A comparison of the heat transfer performance and pressure drop of nanofluid-cooled heat sinks with different miniature pin fin configurations

The paper reports an experimental investigation into the thermal performance and pressure drop characteristics of nanofluid-cooled heat sinks and then compares the results with the data for water-cooled heat sinks. Heat sinks with miniature circular-fin (MCFHS) and square-fin (MSFHS) structures are used and made from aluminum material with dimensions of 28 × 33 mm. Similarly, SiO2 nanoparticles dispersed in deionized water with particle concentrations of 0.2%, 0.4%, and 0.6% volume are used as working fluids. The effects of pin fin configuration, particle concentration, and flow rate on the heat transfer performance and flow behaviors are presented.

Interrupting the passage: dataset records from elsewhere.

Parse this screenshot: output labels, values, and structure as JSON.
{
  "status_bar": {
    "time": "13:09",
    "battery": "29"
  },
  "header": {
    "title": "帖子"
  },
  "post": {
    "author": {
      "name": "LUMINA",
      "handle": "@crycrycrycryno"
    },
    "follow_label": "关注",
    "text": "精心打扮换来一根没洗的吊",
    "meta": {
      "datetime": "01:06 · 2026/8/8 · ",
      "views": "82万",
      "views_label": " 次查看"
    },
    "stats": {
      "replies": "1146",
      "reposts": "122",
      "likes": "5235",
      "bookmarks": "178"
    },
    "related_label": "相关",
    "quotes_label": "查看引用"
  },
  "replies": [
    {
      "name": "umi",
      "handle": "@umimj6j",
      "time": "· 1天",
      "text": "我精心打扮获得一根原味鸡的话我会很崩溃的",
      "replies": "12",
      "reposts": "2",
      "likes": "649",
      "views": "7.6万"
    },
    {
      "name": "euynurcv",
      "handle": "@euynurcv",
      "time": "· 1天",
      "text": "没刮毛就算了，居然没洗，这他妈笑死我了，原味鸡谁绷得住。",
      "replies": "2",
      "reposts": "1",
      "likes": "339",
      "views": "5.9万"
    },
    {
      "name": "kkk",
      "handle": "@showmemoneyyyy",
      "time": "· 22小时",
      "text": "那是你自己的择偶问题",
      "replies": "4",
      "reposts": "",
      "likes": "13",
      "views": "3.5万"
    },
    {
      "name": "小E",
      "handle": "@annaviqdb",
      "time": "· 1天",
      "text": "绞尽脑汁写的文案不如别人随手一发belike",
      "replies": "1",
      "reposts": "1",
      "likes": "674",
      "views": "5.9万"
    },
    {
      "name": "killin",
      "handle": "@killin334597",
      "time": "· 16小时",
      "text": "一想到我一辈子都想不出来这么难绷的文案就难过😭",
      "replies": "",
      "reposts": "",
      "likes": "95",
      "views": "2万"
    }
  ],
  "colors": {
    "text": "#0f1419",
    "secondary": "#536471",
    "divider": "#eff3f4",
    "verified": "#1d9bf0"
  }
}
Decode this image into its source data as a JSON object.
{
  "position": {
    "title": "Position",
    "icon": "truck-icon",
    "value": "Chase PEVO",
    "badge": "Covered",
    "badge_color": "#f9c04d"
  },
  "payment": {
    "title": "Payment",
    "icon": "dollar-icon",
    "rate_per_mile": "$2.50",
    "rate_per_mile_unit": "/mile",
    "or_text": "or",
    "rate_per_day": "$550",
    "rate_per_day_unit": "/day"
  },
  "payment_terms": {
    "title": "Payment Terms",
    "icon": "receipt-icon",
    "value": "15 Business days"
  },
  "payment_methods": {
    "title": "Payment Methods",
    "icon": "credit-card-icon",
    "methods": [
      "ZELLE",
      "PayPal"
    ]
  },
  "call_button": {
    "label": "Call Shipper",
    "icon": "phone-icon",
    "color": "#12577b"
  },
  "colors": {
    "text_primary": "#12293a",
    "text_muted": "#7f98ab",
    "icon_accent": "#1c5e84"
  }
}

Reynolds numbers based on the hydraulic diameter of each flow channel ranging between 700 and 3700, fluid temperature of 15 °C, and heat flux ranging from 2 and 5 W/cm2 are tested. Hydraulic diameters based on each flow channel are equally designed at 1.2 mm for both heat sinks. The experimental results indicate that the heat transfer coefficient increased with increasing Reynolds numbers and particle concentrations. The MCFHS gave greater heat transfer performance than that of the MSFHS by about 6-9%. For pressure drop data, the measured data showed that the pin fin configuration and particle concentration had small effects on the pressure drop and pumping power.